The other day I was trying to numerically integrate the function f(x) = sin(x)/x on the domain [0,∞). The graph of this function is shown to the right. In SAS, you can use the QUAD subroutine in SAS IML software to perform numerical integration. Some numerical integrators have difficulty computing this integral because (1) it on an infinite domain, and (2) the integrand is undefined at x=0. This article focuses on the latter issue and describes a standard way to adjust a difficult-to-evaluate function by using a Taylor series approximation to the function.

The Taylor series for sin(x)/x

Students of calculus might remember that the function sin(x)/x has a removable singularity at x=0. The limit as x → 0 of f(x) is 1, so you can define a new function sinc(x) which is f(x) when x ≠ 0 and 1 when x=0. The sinc function is continuous and has no singularities.

For this function, removing the singularity at x=0 is a simple way to handle the issue. However, for more complicated functions, there might be an interval near x=0 on which you cannot numerically evaluate the function. In these cases, you can often approximate the function on the interval by using the Taylor series truncation of the function.

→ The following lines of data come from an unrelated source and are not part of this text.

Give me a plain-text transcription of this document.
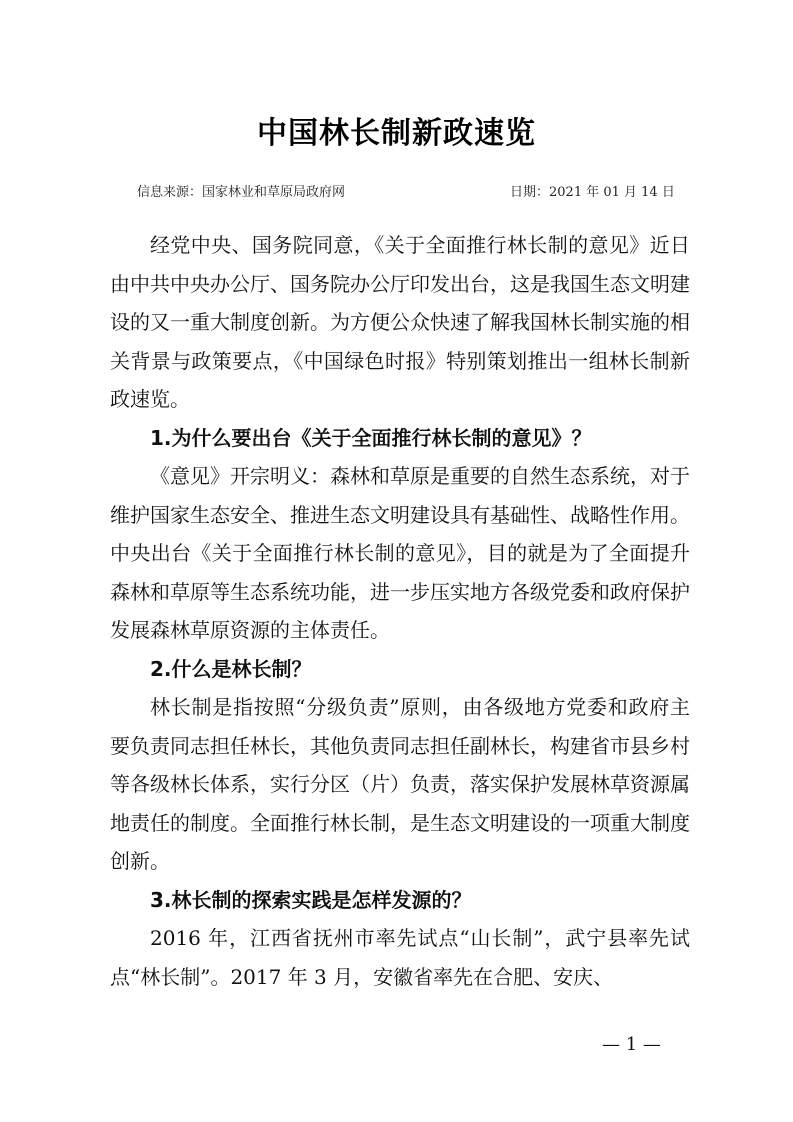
中国林长制新政速览
信息来源：国家林业和草原局政府网	日期：2021 年 01 月 14 日

经党中央、国务院同意，《关于全面推行林长制的意见》近日由中共中央办公厅、国务院办公厅印发出台，这是我国生态文明建设的又一重大制度创新。为方便公众快速了解我国林长制实施的相关背景与政策要点，《中国绿色时报》特别策划推出一组林长制新政速览。

1.为什么要出台《关于全面推行林长制的意见》？

《意见》开宗明义：森林和草原是重要的自然生态系统，对于维护国家生态安全、推进生态文明建设具有基础性、战略性作用。中央出台《关于全面推行林长制的意见》，目的就是为了全面提升森林和草原等生态系统功能，进一步压实地方各级党委和政府保护发展森林草原资源的主体责任。

2.什么是林长制？

林长制是指按照“分级负责”原则，由各级地方党委和政府主要负责同志担任林长，其他负责同志担任副林长，构建省市县乡村等各级林长体系，实行分区（片）负责，落实保护发展林草资源属地责任的制度。全面推行林长制，是生态文明建设的一项重大制度创新。

3.林长制的探索实践是怎样发源的？

2016 年，江西省抚州市率先试点“山长制”，武宁县率先试点“林长制”。2017 年 3 月，安徽省率先在合肥、安庆、

— 1 —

For example, the sine function near x=0 has the Taylor series representation
    sin(x) = x – x³/3! + x⁵/5! – ...
If you divide each term in the series by x, then the sinc function near x=0 can be approximated by using the first two terms of the resulting series, which is
    sinc(x) ≈ 1 – x²/6

Use the Taylor series to avoid hard-to-evaluate intervals

The following SAS DATA step uses this representation when x < C for a small value of C. In practice, you might choose C = 0.1 or smaller, but I will choose a larger value of C so that we can more easily zoom in and see what the function looks like near x=C. For this example, I choose C = 0.2.

%let C = 0.2;   /* cutoff; in practice, C would be MUCH smaller */
data Sinc2;
C = &C;      
keep x y;
dx = 0.001;
do x = 0 to 2*C by dx;
   if x < C then 
      y = 1 - x**2/6; 
   else 
      y = sin(x) / x;
   output;
end;
run;
 
title "Approximation to Sin(x)/x Near x=0";
proc sgplot data=Sinc2;
   series x=x y=y;
   refline &C / axis=x;
run;

The plot shows the graph of function which is defined by using a Taylor series truncation to the left of C=0.2 and the sin(x)/x function to the right. At this scale, the function looks continuous, but it isn't. The next image zooms in on the graph near x=C:

Now you can see that there is a gap at x=C. The gap has the value sin(C) / C – (1 – C²/6) ≈ 1.33E-5. You can use math to show that the error will be less than |C⁴/120| for any value of C. (That expression is the next term in the alternating Taylor series.)

You can make the gap smaller by choosing a smaller value of C or by keeping additional terms in the Taylor series, but the gap never goes away.

A cautionary tale

Although using a Taylor series can be a valuable tool to avoid singularities and numerical difficulties near singularities, the previous serves to remind us that the resulting graph is not usually continuous. This has implications in numerical computations. For example, if you are integrating the function on [0,b], you should break up the integral and perform two integrals: one on [0,C] and the other on [C,b]. This prevents you from attempting to integrate across the point of discontinuity, which is usually unwise. Similarly, if you are using this function as an objective function in an optimization, the solver might encounter difficulties near x=C where the function is discontinuous.

There are ways to adjust the Taylor series so that you get continuity at x=C, but I will leave that discussion for another day.

Summary

If a function has an interval on which the function is difficult to evaluate, you can often replace the function on the interval by using a Taylor series approximation. In many cases, you can choose a value x=C and define a new function by using a Taylor series truncation on one side of x=C and by using the original function on the other side. However, it is important to realize that the resulting function is not continuous at x=C, so you must exercise care when performing numerical computations on intervals that contain C.